The buildings of Venice are constructed on closely spaced wooden piles. Most of these piles are still intact after centuries of submersion. The foundations rest on plates of Istrian limestone placed on top of the piles and building of brick or stone sit above these footings. Submerged by water, in oxygen- poor conditions, wood does not decay as rapidly as on the surface. Most of these piles were made from trunks for alder trees, a wood noted of its water resistance. The alder came from Slovenia and Croatia.
Beyond the road and rail land entrances at the northern edge of the city, transportation within the city remains (as it was centuries ago) entirely on water or on foot. Venice is Europe’s largest urban car-free area, a city functioning entirely without motor cars and trucks.
Venice has a rich and diverse architectural style, the most famous of which is the Gothic style. Venetian Gothic architecture is a style combining the use of Gothic lancet arch with Byzantine and Ottoman influences. This style originated in the 14th century Venice, where the confluence of Byzantine style from Constantinople met Arab influence from Moorish Spain.

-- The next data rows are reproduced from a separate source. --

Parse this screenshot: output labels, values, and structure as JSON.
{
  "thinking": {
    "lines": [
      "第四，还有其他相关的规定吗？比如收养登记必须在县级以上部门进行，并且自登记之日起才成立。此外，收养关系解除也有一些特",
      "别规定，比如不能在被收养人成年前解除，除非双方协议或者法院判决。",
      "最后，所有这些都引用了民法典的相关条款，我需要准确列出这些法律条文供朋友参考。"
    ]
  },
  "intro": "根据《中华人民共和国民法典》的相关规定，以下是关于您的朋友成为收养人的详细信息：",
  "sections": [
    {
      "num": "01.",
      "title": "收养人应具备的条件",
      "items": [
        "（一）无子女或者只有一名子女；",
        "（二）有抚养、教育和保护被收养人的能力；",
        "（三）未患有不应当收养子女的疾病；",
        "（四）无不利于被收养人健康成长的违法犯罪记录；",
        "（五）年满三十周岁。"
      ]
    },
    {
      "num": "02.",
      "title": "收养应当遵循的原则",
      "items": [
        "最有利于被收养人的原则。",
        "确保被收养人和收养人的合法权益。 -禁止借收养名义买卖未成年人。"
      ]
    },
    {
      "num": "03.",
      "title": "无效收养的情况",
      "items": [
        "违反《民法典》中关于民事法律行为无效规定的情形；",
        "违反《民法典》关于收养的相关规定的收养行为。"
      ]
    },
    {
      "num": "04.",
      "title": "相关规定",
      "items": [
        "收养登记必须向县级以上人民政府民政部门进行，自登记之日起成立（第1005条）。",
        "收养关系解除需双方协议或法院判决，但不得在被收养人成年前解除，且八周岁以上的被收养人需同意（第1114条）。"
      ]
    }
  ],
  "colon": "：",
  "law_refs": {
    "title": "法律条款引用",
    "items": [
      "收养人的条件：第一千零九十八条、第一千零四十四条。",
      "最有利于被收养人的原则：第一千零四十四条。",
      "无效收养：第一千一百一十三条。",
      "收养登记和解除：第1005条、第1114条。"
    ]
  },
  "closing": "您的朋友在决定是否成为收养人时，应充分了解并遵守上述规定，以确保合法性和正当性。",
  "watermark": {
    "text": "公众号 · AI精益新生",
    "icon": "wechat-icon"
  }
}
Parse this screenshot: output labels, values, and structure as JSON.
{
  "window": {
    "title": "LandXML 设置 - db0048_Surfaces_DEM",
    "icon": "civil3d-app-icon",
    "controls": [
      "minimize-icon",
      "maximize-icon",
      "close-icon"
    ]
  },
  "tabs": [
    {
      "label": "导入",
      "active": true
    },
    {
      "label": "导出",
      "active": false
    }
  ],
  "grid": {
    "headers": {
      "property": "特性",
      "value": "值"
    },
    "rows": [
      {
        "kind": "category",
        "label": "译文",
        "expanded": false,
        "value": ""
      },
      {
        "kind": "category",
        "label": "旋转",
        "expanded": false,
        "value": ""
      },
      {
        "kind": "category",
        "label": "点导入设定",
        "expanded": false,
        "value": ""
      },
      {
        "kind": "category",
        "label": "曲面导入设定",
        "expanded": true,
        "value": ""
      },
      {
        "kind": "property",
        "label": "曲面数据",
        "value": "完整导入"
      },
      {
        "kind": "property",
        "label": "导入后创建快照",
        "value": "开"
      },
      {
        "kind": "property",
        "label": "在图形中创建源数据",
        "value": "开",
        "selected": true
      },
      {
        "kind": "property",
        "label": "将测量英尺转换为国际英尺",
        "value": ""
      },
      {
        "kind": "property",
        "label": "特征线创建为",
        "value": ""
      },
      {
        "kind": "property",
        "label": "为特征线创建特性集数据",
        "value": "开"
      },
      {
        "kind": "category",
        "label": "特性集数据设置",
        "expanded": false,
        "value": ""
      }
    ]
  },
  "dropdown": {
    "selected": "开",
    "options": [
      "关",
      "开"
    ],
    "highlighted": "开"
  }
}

The banks of the Grand Canal are lined with more than 170 buildings, most of which belongs to the 13th to 18th century and demonstrate the art created by the Republic of Venice. The noble Venetian families face huge expenses to show off their richness in suitable palazzos. A visit to Venice is incomplete without a ride through the Grand Canal.
Piazza San Marco (English: St. Mark’s Square) is the principal public square of Venice, where it is generally known just as “la Piazza” (The Square). The square is dominated at its eastern end by the great church of St. Mark along with a bunch of few other historic buildings including the Doge’s Palace (Italian: Palazzo Ducale) and Palazzo Patriarcale, the seat of the Patriarch of Venice. Opposite to this, standing free in the Piazza, is the Campanile of St Mark’s church (Italian: Campanile di San Marco), the most recognizable symbols of the city of Venice. The tower is 98.6 meters tall. The tower is capped by a pyramidal spire, at the top of which sits a golden weathervane in the form of the archangel Gabriel. The tower reached its present form in 1514.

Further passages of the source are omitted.